Comedy needs another single, straight white male stand-up like New York City needs more bed bugs. Nick Flanagan disputes this notion as well other comedic standards on his new album, Wiped Privilege. Flanagan is a white male with a raspy voice delivering more than just puns to create laughs. Prior to being a comic, he was a frontman for a punk band, and the subversive attitude has definitely seeped into his one man routine.
He thanks the audience a couple times between jokes at the top of the set and describes them as “some of the sickest people in the world.” He characterizes himself as being “a well known edgemaster,” someone who is going to push the line. The sarcasm is obvious, and his fans are into it. At first, he does not stray too far the standard. The comic roasts himself about sweating, a common topic for many comics. The sweat bits are funny zingers.
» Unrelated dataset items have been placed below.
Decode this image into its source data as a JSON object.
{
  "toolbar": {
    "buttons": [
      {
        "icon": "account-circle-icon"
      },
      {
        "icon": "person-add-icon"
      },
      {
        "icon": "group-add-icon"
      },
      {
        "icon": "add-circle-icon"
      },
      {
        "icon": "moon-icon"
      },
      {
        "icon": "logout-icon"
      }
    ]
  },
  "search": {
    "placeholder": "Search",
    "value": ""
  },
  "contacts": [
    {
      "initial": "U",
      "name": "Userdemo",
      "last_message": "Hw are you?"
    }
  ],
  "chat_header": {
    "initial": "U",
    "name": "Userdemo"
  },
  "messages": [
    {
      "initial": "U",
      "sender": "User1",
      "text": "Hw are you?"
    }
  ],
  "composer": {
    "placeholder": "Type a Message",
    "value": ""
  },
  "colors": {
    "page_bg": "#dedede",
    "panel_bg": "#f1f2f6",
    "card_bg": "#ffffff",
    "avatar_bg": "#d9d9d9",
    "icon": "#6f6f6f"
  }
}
Flanagan switches gears into riffing about open mics. Given his flair for irony, this is a warm-up to something a bit more meta. It’s likely most of the audience do not frequent open mics the way a budding stand-up comedian does, and his critical nature of them creates a lift-the-curtain sort of act.
This is the very idea of punk: to rebel and to reveal. Flanagan’s satire is not lost. He pokes fun at being the another white male comedian. Comedy is completely oversaturated by this archetype, and the acknowledgment of this is refreshing. Calling attention to this becomes another rhetorical uncloaking. His act becomes a comment on humor itself. He claims to be known as a one liner comic, but the depth of his jokes prove to be more than that. His body image is affected by “3D billboards.” He likens alcohol to classism. He blurs Maroon Five with the Jackson Five. He pretends to recite a Winston Churchill quote. His style has an anarchy feel to it. The concepts are goofy, and he gifts himself the freedom to be inventive.
He does resort to some silly, groan worthy jokes. What starts as a cute goth bit morphs into something much creepier. He defines the phrase “java junkie” as darker sort of addict than predicted. He gloats about being funnier than most musicians. These set-ups are followed with punches of shock and absurdity. Flanagan is very much using craft to create the humor.
This is his value to comedy. While he may physically embody some unfavorable attributes, Flanagan is clearing putting the work to write punchlines and take risks. Wiped Privilege is not an average album. It is challenging and interesting. This is what stand-up needs.